Public Protector Busisiwe Mkhwebane plans to approach the Supreme Court of Appeal after she was ordered to pay a portion of the costs that the SA Reserve Bank incurred in a court case related to the Bankorp-CIEX matter.
"She plans to petition the Supreme Court of Appeal because she believes it could arrive at a different conclusion," her office's spokesperson Oupa Segalwe told Fin24 in a WhatsApp message on Thursday afternoon.
He said she has not yet decided on a date to approach the court.
On Wednesday the North Gauteng High Court dismissed Mkhwebane's application for leave to appeal a previous judgment that she personally pay 15% of the costs incurred by the central bank.
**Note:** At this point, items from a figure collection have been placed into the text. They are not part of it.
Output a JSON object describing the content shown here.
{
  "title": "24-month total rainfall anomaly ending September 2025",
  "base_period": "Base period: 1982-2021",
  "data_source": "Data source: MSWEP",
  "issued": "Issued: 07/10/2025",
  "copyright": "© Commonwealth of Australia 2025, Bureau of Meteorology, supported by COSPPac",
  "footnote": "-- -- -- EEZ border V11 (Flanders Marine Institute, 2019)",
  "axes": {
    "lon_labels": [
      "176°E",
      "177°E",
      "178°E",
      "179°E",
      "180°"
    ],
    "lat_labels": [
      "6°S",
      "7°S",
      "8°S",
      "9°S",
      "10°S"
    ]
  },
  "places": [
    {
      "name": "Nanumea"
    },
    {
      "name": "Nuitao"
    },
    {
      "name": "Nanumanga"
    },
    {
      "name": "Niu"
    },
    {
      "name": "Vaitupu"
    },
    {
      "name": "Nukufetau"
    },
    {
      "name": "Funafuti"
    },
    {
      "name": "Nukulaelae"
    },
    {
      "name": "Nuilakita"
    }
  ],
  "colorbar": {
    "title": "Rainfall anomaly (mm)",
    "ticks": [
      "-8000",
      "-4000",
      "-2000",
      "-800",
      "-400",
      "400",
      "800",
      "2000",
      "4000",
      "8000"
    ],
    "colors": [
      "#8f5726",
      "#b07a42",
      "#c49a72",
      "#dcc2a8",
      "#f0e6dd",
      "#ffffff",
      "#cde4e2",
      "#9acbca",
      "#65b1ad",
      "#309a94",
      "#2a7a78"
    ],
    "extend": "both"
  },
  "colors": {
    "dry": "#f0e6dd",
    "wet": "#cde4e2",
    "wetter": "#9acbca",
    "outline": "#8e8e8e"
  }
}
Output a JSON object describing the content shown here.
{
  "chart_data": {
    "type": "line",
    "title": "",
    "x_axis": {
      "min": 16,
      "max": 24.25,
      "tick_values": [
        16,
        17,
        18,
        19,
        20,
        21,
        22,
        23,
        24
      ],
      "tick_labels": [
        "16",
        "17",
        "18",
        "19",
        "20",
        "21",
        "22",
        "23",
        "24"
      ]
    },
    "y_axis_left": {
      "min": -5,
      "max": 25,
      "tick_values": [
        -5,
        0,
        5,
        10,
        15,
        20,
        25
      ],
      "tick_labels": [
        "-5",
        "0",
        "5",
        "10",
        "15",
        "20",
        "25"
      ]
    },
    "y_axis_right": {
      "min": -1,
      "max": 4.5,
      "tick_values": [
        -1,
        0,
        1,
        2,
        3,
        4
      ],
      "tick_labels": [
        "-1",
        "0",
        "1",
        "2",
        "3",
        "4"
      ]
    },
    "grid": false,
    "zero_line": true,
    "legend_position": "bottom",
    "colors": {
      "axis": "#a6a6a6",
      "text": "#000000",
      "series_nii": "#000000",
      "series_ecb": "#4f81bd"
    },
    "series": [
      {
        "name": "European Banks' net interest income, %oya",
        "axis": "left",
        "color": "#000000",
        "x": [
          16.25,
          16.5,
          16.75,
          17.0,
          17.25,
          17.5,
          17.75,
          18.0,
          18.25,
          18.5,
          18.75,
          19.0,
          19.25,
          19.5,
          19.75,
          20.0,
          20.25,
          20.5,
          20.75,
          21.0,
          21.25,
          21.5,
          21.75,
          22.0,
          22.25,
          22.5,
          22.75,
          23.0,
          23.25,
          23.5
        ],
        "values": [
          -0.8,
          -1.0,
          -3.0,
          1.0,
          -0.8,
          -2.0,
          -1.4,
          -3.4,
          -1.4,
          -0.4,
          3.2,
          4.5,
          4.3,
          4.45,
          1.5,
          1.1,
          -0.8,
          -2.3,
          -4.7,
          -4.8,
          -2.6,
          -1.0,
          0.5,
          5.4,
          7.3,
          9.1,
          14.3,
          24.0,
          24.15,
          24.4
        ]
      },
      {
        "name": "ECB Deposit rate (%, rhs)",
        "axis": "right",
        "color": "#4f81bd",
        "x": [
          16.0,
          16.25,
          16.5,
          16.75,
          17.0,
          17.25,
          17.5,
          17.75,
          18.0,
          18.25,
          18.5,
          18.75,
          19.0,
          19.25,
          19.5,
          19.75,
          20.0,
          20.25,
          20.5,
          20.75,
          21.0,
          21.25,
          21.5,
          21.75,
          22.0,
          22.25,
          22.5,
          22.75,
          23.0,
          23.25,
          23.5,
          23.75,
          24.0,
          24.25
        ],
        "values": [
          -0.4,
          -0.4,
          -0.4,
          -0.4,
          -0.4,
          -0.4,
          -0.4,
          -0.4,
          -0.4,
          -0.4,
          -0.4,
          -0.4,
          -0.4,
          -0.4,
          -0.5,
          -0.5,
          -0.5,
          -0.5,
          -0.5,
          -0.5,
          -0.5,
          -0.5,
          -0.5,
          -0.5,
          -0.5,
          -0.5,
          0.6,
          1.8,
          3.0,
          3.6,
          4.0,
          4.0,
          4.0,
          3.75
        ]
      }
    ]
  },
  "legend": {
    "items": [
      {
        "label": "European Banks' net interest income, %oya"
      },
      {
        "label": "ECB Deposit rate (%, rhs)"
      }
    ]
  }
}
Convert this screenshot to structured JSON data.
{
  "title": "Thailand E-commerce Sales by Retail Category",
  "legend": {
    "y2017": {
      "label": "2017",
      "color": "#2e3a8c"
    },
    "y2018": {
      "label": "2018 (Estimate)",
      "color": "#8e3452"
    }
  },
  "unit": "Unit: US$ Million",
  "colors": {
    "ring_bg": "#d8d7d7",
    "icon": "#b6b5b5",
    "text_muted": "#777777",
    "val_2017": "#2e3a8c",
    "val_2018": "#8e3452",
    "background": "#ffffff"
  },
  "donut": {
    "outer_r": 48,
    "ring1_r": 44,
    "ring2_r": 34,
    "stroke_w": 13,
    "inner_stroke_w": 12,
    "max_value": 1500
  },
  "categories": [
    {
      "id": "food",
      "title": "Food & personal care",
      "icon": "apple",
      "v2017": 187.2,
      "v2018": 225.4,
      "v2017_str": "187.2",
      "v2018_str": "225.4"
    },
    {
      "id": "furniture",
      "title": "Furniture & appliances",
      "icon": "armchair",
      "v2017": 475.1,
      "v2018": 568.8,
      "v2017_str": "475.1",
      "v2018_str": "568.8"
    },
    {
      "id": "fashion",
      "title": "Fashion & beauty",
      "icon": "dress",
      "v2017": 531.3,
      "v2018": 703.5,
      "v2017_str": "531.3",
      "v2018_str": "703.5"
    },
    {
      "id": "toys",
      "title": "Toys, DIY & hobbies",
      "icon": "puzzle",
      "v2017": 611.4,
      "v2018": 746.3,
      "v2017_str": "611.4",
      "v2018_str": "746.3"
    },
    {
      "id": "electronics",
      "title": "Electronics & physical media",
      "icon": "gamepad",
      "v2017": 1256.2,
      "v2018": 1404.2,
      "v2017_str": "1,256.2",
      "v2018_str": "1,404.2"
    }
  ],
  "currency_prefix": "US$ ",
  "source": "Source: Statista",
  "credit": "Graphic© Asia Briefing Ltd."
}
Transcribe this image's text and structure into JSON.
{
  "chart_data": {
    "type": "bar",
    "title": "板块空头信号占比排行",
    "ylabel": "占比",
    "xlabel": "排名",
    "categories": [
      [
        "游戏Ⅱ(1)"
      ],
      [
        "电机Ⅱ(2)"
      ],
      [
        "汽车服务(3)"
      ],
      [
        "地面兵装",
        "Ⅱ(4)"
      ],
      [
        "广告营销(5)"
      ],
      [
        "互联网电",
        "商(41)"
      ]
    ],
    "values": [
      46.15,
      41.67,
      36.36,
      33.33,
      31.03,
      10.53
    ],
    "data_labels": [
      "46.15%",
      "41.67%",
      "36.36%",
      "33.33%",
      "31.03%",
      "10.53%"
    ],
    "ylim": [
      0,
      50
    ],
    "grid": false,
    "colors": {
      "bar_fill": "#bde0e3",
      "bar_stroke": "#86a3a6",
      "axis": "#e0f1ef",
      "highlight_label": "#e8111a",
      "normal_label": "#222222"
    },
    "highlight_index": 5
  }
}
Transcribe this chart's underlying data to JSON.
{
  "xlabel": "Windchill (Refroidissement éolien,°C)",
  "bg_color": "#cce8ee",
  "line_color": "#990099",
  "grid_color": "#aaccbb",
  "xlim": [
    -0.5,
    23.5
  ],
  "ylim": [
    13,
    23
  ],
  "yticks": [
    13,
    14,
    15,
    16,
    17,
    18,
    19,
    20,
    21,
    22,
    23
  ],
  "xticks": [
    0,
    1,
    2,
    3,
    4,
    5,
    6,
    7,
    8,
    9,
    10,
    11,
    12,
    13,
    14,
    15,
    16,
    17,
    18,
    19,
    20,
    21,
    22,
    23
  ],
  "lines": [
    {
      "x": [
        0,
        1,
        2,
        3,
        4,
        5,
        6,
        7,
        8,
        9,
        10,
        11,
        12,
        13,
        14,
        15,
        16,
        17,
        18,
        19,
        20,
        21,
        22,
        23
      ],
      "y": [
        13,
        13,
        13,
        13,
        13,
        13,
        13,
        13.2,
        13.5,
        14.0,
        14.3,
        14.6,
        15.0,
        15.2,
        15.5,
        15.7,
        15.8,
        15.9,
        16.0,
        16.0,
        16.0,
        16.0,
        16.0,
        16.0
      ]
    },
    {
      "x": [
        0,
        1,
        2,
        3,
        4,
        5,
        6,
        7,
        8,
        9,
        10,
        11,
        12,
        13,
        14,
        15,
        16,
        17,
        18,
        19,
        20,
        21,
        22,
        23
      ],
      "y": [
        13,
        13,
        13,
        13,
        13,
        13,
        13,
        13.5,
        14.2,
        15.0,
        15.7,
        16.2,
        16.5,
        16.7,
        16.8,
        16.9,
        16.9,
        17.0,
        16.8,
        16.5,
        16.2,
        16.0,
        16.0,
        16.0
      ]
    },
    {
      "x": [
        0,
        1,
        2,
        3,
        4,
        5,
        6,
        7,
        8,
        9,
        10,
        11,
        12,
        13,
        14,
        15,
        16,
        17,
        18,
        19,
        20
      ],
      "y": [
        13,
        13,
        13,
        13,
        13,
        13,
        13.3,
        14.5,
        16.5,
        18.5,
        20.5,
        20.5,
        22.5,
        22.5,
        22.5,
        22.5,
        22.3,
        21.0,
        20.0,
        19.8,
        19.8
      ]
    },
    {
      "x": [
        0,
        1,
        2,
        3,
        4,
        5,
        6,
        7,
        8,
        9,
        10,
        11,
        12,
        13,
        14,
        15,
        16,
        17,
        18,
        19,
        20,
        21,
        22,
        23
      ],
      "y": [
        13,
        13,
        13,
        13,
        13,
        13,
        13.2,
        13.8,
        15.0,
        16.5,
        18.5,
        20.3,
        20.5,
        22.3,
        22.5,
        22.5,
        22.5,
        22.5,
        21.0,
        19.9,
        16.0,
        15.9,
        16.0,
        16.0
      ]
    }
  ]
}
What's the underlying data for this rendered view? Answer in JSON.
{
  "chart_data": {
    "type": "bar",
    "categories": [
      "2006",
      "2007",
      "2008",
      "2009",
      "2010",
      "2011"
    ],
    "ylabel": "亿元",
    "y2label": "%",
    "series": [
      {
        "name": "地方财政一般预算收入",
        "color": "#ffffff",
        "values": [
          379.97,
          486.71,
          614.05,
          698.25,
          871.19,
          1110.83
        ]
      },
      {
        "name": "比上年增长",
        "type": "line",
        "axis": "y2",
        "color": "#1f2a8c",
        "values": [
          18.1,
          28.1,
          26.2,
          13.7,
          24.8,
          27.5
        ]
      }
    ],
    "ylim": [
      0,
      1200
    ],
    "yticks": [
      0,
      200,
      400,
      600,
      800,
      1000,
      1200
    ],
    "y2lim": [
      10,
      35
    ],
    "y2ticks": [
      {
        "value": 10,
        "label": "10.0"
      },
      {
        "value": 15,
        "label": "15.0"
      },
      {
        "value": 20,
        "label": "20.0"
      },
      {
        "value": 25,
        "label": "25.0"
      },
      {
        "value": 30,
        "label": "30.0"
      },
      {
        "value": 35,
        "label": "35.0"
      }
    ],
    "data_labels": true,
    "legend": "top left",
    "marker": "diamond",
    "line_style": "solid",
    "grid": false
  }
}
The court case related to a report Mkhwebane released in June 2017, in which she called for ABSA to repay R1.125bn for what she said was a "lifeboat" provided to Bankorp by the South African Reserve Bank during the apartheid era.
Both the Reserve Bank and ABSA filed applications to have a court review the report and set it aside, saying the Public Protector did not have her facts straight.
In February the North Gauteng High Court ruled that Mkhwebane must pay the money to the central bank in her personal capacity. At the time the court also ordered that her Bankorp-CIEX report, in which she ordered ABSA to pay R1.125bn, be set aside.